Signs and symptoms depend upon the rate and severity of hyponatremia and the degree of cerebral edema. The earliest clinical manifestations include nausea, malaise, and vomiting. With a more severe and acute fall in sodium concentration, headache, lethargy, and eventually even seizures can occur. Acute hyponatremic encephalopathy (i. e. brain damage due to low sodium concentrations) can be reversible, but permanent neurologic damage or death can occur.
Treatment of SIADH
Treatment depends upon the severity of symptoms and presentation, and if possible, should deal with both symptoms and the primary cuse. In patients with mild symptoms, restriction of oral water intake can be sufficient. On the other hand, patients with severe symptoms need urgent saline infusions. Vasopressin receptor antagonists are also available for severe persistent SIADH.
Diabetes insipidus is an uncommon disease process in which there is a decrease in either ADH release (central type, more common) or kidney response to it (nephrogenic type).
Central diabetes insipidus
Most cases are idiopathic, in which no identifiable cause was determined. The congenital form is rare and is associated with hypothalamus malformations, defects in ADH syntesis, or deficiency in production. Acquired forms include autoimmune and vascular diseases, sarcoidosis, craniopharyngioma, surgery, trauma, structural malformations, metastasis, hypoxic brain injury, of ischemia.
Nephrogenic diabetes insipidus
Congenital forms are associated with mutations in genes for V2 receptors (more commonly) or aquaporin-2. However, acquired forms are more common and can stem from multiple drug treatments including lithium, antibiotics, and antifungals.

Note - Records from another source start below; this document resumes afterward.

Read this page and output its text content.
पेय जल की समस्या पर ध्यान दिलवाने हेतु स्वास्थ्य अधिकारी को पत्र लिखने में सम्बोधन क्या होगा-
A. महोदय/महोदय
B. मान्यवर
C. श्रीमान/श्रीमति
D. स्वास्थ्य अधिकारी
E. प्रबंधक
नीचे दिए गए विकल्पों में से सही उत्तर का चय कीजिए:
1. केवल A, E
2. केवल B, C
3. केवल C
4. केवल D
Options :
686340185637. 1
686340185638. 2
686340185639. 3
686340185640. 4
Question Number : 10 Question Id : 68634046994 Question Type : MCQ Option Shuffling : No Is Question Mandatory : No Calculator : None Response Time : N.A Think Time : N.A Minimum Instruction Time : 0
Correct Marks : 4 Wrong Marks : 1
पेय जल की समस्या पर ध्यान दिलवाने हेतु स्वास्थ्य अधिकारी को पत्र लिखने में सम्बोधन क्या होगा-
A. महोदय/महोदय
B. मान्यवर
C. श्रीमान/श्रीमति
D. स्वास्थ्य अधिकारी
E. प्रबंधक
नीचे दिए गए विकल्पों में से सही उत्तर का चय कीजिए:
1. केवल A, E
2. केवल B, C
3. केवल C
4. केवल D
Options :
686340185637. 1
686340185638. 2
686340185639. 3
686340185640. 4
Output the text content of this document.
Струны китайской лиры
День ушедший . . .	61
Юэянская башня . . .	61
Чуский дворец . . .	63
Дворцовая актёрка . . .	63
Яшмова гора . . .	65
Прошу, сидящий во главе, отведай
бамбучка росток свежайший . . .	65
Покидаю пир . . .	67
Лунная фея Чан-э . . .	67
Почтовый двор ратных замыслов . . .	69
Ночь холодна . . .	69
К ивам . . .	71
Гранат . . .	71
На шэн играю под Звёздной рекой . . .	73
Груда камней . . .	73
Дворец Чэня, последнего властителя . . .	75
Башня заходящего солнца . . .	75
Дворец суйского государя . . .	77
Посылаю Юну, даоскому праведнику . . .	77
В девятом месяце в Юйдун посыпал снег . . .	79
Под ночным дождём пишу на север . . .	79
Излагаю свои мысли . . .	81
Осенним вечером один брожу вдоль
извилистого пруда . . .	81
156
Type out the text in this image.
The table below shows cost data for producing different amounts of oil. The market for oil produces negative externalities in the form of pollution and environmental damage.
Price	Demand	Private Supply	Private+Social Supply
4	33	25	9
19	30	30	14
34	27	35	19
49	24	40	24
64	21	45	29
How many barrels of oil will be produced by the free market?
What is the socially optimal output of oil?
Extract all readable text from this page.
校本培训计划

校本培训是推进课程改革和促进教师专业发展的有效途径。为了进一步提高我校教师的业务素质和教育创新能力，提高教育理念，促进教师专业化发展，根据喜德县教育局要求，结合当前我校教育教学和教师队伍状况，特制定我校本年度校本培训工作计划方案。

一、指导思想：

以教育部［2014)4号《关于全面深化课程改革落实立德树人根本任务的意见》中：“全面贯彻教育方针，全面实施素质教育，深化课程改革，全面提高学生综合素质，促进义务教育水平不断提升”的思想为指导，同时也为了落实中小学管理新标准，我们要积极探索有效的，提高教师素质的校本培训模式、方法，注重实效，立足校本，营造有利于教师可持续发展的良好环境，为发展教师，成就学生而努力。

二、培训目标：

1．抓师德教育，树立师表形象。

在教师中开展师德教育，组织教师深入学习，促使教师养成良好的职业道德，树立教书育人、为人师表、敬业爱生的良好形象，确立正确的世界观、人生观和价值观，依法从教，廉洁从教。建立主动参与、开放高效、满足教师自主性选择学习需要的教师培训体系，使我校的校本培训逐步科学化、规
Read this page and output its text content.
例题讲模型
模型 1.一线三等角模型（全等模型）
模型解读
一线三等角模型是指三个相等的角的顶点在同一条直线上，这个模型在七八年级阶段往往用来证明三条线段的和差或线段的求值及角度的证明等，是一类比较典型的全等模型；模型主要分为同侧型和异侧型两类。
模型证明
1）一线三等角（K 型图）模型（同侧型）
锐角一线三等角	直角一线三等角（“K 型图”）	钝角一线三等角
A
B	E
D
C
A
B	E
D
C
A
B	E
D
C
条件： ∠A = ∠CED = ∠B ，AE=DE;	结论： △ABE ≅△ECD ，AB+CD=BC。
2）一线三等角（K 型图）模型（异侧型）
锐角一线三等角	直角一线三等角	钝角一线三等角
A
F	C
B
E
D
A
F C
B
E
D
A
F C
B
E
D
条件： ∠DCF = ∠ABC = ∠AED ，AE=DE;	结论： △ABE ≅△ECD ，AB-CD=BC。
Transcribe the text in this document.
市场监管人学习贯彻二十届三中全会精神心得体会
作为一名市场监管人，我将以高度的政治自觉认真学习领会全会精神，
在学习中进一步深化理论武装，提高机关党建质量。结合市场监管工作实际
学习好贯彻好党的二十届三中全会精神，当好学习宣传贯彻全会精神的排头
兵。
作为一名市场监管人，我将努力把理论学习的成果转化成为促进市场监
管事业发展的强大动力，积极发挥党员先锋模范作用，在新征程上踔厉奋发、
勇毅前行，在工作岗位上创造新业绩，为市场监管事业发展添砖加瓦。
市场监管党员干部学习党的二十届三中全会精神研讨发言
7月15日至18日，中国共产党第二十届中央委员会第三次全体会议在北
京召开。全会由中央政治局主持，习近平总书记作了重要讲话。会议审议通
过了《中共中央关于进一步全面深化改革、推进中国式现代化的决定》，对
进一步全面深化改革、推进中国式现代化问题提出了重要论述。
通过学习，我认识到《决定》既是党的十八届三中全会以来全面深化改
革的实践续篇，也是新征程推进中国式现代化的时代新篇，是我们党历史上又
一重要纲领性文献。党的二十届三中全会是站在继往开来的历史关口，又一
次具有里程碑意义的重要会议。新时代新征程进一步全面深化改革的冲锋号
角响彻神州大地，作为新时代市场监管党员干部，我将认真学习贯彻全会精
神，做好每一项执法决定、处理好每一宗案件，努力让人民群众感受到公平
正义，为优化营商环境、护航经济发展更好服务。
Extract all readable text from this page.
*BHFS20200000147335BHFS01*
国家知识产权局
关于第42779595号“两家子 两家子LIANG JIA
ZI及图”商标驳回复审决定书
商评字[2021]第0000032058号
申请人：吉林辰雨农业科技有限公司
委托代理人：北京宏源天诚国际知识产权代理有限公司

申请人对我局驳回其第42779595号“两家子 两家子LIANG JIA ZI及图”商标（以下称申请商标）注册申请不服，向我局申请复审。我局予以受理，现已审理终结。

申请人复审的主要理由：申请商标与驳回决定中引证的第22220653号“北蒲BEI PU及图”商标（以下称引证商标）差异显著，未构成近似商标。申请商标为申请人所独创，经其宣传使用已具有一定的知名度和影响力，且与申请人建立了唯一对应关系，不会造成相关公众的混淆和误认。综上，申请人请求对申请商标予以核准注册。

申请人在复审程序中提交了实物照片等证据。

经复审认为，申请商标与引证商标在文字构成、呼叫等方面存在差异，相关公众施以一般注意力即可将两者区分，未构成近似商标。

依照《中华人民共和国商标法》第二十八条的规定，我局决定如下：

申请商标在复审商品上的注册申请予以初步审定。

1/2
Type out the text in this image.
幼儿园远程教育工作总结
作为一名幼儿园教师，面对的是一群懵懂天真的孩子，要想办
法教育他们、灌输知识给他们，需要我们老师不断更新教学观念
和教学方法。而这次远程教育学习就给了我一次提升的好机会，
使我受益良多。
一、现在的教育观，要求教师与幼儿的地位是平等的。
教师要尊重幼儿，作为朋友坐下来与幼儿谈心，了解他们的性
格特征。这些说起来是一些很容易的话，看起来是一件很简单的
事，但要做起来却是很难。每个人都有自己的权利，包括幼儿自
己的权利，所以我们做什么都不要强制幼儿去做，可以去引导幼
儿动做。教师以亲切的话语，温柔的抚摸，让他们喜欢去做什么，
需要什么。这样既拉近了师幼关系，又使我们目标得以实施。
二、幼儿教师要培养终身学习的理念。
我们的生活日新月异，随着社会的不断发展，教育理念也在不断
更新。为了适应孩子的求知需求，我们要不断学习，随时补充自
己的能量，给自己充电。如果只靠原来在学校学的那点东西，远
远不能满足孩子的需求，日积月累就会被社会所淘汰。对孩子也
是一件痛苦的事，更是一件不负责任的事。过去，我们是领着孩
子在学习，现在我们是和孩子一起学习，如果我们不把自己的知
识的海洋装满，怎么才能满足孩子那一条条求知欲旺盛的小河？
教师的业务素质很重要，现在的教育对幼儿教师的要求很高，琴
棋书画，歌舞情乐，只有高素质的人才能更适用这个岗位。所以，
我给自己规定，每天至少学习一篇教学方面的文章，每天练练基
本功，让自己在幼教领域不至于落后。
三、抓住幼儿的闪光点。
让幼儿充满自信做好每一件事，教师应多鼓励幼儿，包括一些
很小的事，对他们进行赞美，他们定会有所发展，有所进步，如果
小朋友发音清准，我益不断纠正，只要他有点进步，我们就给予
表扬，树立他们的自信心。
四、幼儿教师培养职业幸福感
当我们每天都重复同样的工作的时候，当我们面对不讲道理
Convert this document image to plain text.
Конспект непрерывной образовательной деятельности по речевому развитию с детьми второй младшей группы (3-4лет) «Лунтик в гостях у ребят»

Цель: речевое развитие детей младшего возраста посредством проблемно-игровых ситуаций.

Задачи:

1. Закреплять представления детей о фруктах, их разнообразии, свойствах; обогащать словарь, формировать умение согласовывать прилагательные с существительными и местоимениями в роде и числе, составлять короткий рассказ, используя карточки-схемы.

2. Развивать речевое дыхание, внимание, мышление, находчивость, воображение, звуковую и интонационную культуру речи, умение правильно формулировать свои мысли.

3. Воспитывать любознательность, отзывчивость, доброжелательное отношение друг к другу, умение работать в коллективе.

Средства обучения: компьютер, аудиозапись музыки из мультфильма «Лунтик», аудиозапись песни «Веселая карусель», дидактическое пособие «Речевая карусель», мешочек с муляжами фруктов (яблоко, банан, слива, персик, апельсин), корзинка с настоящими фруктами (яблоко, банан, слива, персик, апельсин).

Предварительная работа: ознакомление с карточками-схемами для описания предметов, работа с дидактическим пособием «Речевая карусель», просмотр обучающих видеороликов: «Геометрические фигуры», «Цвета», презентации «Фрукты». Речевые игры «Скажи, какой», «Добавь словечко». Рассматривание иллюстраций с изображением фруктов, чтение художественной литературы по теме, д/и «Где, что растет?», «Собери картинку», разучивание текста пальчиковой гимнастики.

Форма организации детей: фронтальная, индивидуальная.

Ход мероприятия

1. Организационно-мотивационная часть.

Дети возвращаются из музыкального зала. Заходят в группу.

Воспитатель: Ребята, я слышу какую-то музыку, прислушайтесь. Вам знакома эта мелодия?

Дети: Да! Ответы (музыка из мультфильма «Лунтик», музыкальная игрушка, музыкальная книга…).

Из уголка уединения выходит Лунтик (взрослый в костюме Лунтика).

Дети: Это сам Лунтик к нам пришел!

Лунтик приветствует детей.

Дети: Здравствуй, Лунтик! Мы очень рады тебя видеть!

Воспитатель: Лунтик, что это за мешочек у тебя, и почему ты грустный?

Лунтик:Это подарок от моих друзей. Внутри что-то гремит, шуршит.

Other causes include renal disease, sickle cell disease, pregnancy, and others.
The most common findings in patients with diabetes insipidus (regardless on the type) are polydipsia (i. e. excessive thirst and drinking), polyuria (i. e. excess urination), and nocturia (i. e. excessive urination at night). Additional symptoms may include weakness, lethargy, fatigue, and myalgias (i. e. muscle pain).
Treatment mainly consists of administration of ADH analog (orally, intranasally, subcutaneously, or intravenously), and repleting fluid losses. If the cause is known and its treatment possible, it is dealt with.
Vasopressin is used to manage ADH deficiency. Its agonists and analogues are used in various conditions: desmopressin in low ADH secretion as well as for control of bleeding (in some forms of von Willebrand disease and in mild haemophilia A) and in extreme cases of nocturnal enuresis in children (i. e. bedwetting). Terlipressin (another vasopressin's analogue) can be used as a vasoconstrictor (i. e. a substance that provokes constriction of blood vessels). Vasopressin infusions are also used as second line therapy in septic shock patients not responding to fluid resuscitation and infusions of catecholamines (e. g. dopamine).